We will need to be able to:
- Add a user to the network.
A user has:
- A unique username.
- A list of friends. (Initially empty)
- A list of posts. (Initially empty)
- Name
- Age
- Remove a user from the network.
- Add a friendship. A friendship is a mutual relationship between two users. If user A is friends with user B, then user B is friends with user A.
- Get the friends of a user.
- Remove a friendship.
- Given two users, find the shortest path between them. The path should be a list of users starting with the first user and ending with the second user. If there is no path, return None.
- Make a post. A post has:
- A unique id.
- The user who made the post.
- The content of the post.
- The time the post was made.
- Get the posts of a user.
- Get the posts of a user's friends.
- Get the posts of a user's friends of friends.
- Get the posts of a user's friends for a given time period.

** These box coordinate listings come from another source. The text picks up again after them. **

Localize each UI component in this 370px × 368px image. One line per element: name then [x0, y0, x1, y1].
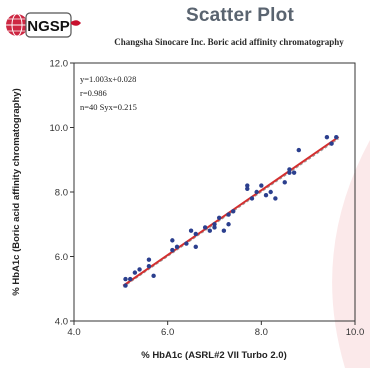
background-arc — [332, 140, 370, 368]
data-point — [249, 196, 255, 201]
data-point — [123, 276, 128, 282]
data-point — [137, 267, 142, 272]
data-point — [188, 228, 194, 233]
chart-subtitle: Changsha Sinocare Inc. Boric acid affini… — [114, 37, 344, 47]
data-point — [216, 215, 222, 220]
logo-text: NGSP — [27, 18, 70, 35]
axis-ticks: 4.0 6.0 8.0 10.0 4.0 6.0 8.0 10.0 12.0 — [50, 59, 365, 339]
data-point — [221, 228, 227, 233]
data-point — [254, 189, 259, 195]
identity-line — [122, 138, 339, 288]
data-points — [123, 134, 339, 288]
data-point — [287, 170, 292, 175]
regression-line — [122, 136, 340, 287]
data-point — [273, 196, 278, 201]
data-point — [184, 241, 189, 246]
data-point — [245, 183, 250, 188]
data-point — [259, 183, 264, 188]
data-point — [132, 270, 138, 275]
globe-icon — [6, 13, 28, 37]
data-point — [146, 263, 152, 269]
data-point — [291, 170, 297, 175]
y-tick-label: 12.0 — [50, 59, 69, 70]
data-point — [151, 273, 156, 279]
regression-stats: y=1.003x+0.028 r=0.986 n=40 Syx=0.215 — [80, 74, 137, 112]
annotation-n-syx: n=40 Syx=0.215 — [80, 102, 137, 112]
data-point — [207, 228, 213, 233]
data-point — [296, 147, 301, 153]
data-point — [231, 209, 236, 214]
data-point — [193, 231, 198, 237]
ngsp-logo: NGSP — [6, 12, 81, 38]
data-point — [263, 193, 269, 198]
data-point — [212, 222, 217, 227]
data-point — [174, 244, 180, 250]
y-axis-label: % HbA1c (Boric acid affinity chromatogra… — [11, 88, 22, 295]
data-point — [268, 189, 273, 195]
data-point — [334, 134, 339, 140]
data-point — [245, 186, 250, 191]
x-axis-label: % HbA1c (ASRL#2 VII Turbo 2.0) — [141, 350, 287, 361]
y-tick-label: 8.0 — [55, 188, 68, 199]
data-point — [170, 247, 175, 253]
y-tick-label: 10.0 — [50, 123, 69, 134]
data-point — [128, 276, 133, 282]
data-point — [324, 134, 330, 140]
x-tick-label: 6.0 — [161, 327, 174, 338]
annotation-equation: y=1.003x+0.028 — [80, 74, 136, 84]
data-point — [226, 212, 231, 217]
x-tick-label: 8.0 — [255, 327, 268, 338]
data-point — [212, 225, 217, 230]
data-point — [170, 238, 175, 243]
data-point — [329, 141, 334, 146]
chart-title: Scatter Plot — [186, 5, 294, 26]
y-tick-label: 4.0 — [55, 317, 68, 328]
x-tick-label: 4.0 — [67, 327, 80, 338]
data-point — [287, 167, 292, 172]
data-point — [202, 225, 208, 230]
fit-lines — [122, 136, 340, 288]
data-point — [226, 222, 231, 227]
data-point — [123, 283, 128, 288]
data-point — [193, 244, 198, 250]
y-tick-label: 6.0 — [55, 252, 68, 263]
logo-swoosh-icon — [71, 20, 81, 26]
annotation-r: r=0.986 — [80, 88, 107, 98]
x-tick-label: 10.0 — [346, 327, 365, 338]
data-point — [282, 180, 287, 185]
data-point — [146, 257, 152, 262]
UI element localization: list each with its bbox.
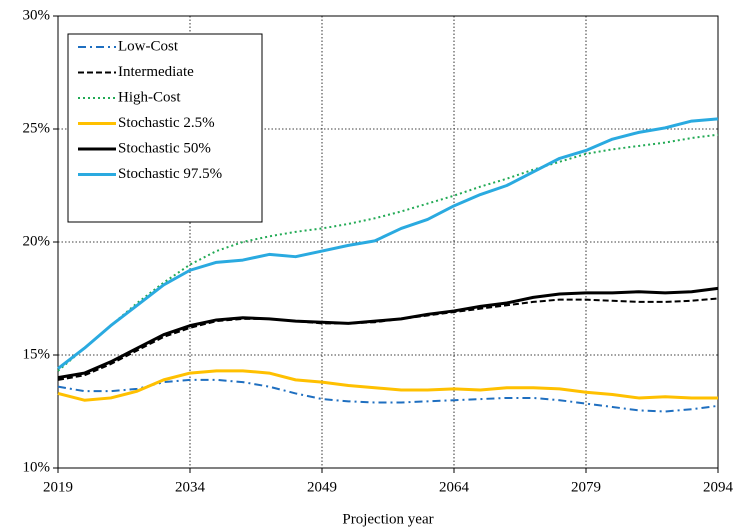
y-tick-label: 30% <box>23 7 51 23</box>
legend-label: Stochastic 2.5% <box>118 115 215 131</box>
y-tick-label: 15% <box>23 346 51 362</box>
x-tick-label: 2094 <box>703 479 734 495</box>
x-axis-label: Projection year <box>342 511 433 527</box>
x-tick-label: 2034 <box>175 479 206 495</box>
legend-label: Stochastic 97.5% <box>118 166 222 182</box>
series-line <box>57 286 719 380</box>
x-tick-label: 2019 <box>43 479 73 495</box>
x-tick-label: 2049 <box>307 479 337 495</box>
legend-label: Low-Cost <box>118 38 179 54</box>
legend-label: Stochastic 50% <box>118 140 211 156</box>
legend-label: High-Cost <box>118 89 181 105</box>
x-tick-label: 2064 <box>439 479 470 495</box>
y-tick-label: 25% <box>23 120 51 136</box>
plot-frame <box>57 15 719 469</box>
legend-label: Intermediate <box>118 64 194 80</box>
x-tick-label: 2079 <box>571 479 601 495</box>
series-line <box>57 378 719 413</box>
y-tick-label: 20% <box>23 233 51 249</box>
series-line <box>57 117 719 370</box>
series-line <box>57 369 718 402</box>
legend-box <box>67 33 263 223</box>
y-tick-label: 10% <box>23 459 51 475</box>
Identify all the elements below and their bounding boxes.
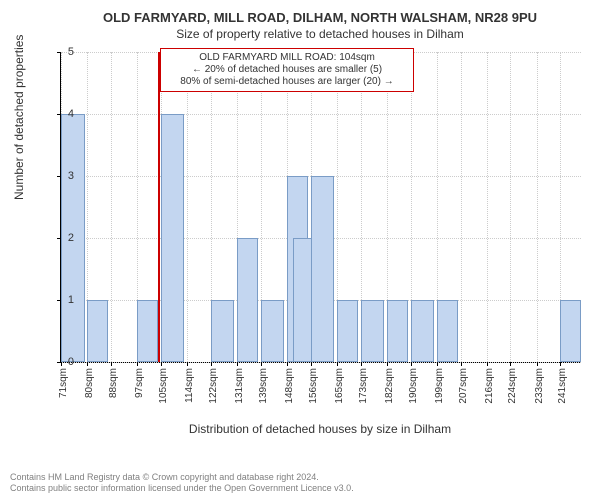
xtick-label: 207sqm [458,368,469,408]
xtick-mark [61,362,62,366]
xtick-label: 216sqm [484,368,495,408]
ytick-label: 1 [68,294,74,306]
annotation-line: ← 20% of detached houses are smaller (5) [167,64,407,76]
xtick-label: 105sqm [158,368,169,408]
xtick-label: 122sqm [208,368,219,408]
ytick-label: 3 [68,170,74,182]
gridline-h [61,114,581,115]
histogram-bar [261,300,285,362]
gridline-v [461,52,462,362]
xtick-mark [287,362,288,366]
xtick-label: 148sqm [284,368,295,408]
histogram-bar [361,300,385,362]
xtick-mark [537,362,538,366]
xtick-label: 114sqm [184,368,195,408]
xtick-label: 241sqm [557,368,568,408]
annotation-line: 80% of semi-detached houses are larger (… [167,76,407,88]
y-axis-label-text: Number of detached properties [12,35,26,200]
xtick-mark [487,362,488,366]
xtick-mark [187,362,188,366]
histogram-bar [161,114,185,362]
xtick-mark [261,362,262,366]
gridline-v [537,52,538,362]
gridline-h [61,362,581,363]
histogram-bar [437,300,458,362]
xtick-label: 199sqm [434,368,445,408]
xtick-label: 190sqm [408,368,419,408]
xtick-label: 182sqm [384,368,395,408]
xtick-mark [461,362,462,366]
histogram-bar [211,300,235,362]
histogram-bar [411,300,435,362]
histogram-bar [311,176,335,362]
xtick-mark [161,362,162,366]
footer-line-1: Contains HM Land Registry data © Crown c… [10,472,354,483]
gridline-v [111,52,112,362]
xtick-mark [111,362,112,366]
ytick-label: 2 [68,232,74,244]
plot-area [60,52,581,363]
xtick-label: 165sqm [334,368,345,408]
chart-title: OLD FARMYARD, MILL ROAD, DILHAM, NORTH W… [60,10,580,25]
xtick-label: 88sqm [108,368,119,408]
xtick-mark [311,362,312,366]
y-axis-label: Number of detached properties [12,35,26,200]
reference-line [158,52,160,362]
histogram-bar [237,238,258,362]
chart-subtitle: Size of property relative to detached ho… [60,27,580,41]
xtick-label: 97sqm [134,368,145,408]
xtick-label: 139sqm [258,368,269,408]
xtick-label: 156sqm [308,368,319,408]
histogram-bar [337,300,358,362]
gridline-v [487,52,488,362]
xtick-label: 224sqm [507,368,518,408]
xtick-mark [211,362,212,366]
ytick-label: 5 [68,46,74,58]
xtick-label: 71sqm [58,368,69,408]
x-axis-label: Distribution of detached houses by size … [60,422,580,436]
xtick-label: 173sqm [358,368,369,408]
ytick-label: 4 [68,108,74,120]
gridline-v [187,52,188,362]
xtick-mark [87,362,88,366]
annotation-line: OLD FARMYARD MILL ROAD: 104sqm [167,52,407,64]
annotation-box: OLD FARMYARD MILL ROAD: 104sqm← 20% of d… [160,48,414,92]
xtick-mark [237,362,238,366]
histogram-bar [137,300,158,362]
ytick-label: 0 [68,356,74,368]
xtick-mark [510,362,511,366]
xtick-mark [337,362,338,366]
histogram-bar [387,300,408,362]
footer-line-2: Contains public sector information licen… [10,483,354,494]
footer-attribution: Contains HM Land Registry data © Crown c… [10,472,354,494]
xtick-mark [560,362,561,366]
xtick-label: 233sqm [534,368,545,408]
xtick-mark [137,362,138,366]
xtick-label: 131sqm [234,368,245,408]
xtick-mark [387,362,388,366]
histogram-bar [87,300,108,362]
histogram-bar [560,300,581,362]
xtick-mark [361,362,362,366]
xtick-mark [437,362,438,366]
gridline-v [510,52,511,362]
xtick-mark [411,362,412,366]
xtick-label: 80sqm [84,368,95,408]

Some of the questions, like the ones above, do not specify anything specific to Rust, while others do:
Create a declarative macro tree! that builds a tree structure.
- tree!(value) -> Create a leaf node with the given value.
- tree!(value, child1, child2, ...) -> Create a node with the given value and children.
The tree! macro should be able to handle any number of children.
It should handle any type that implements clone.
The resulting tree should be immutable.
The total cost has been approximately $70, with almost 50% of it resulting from running o1-preview once for each problem.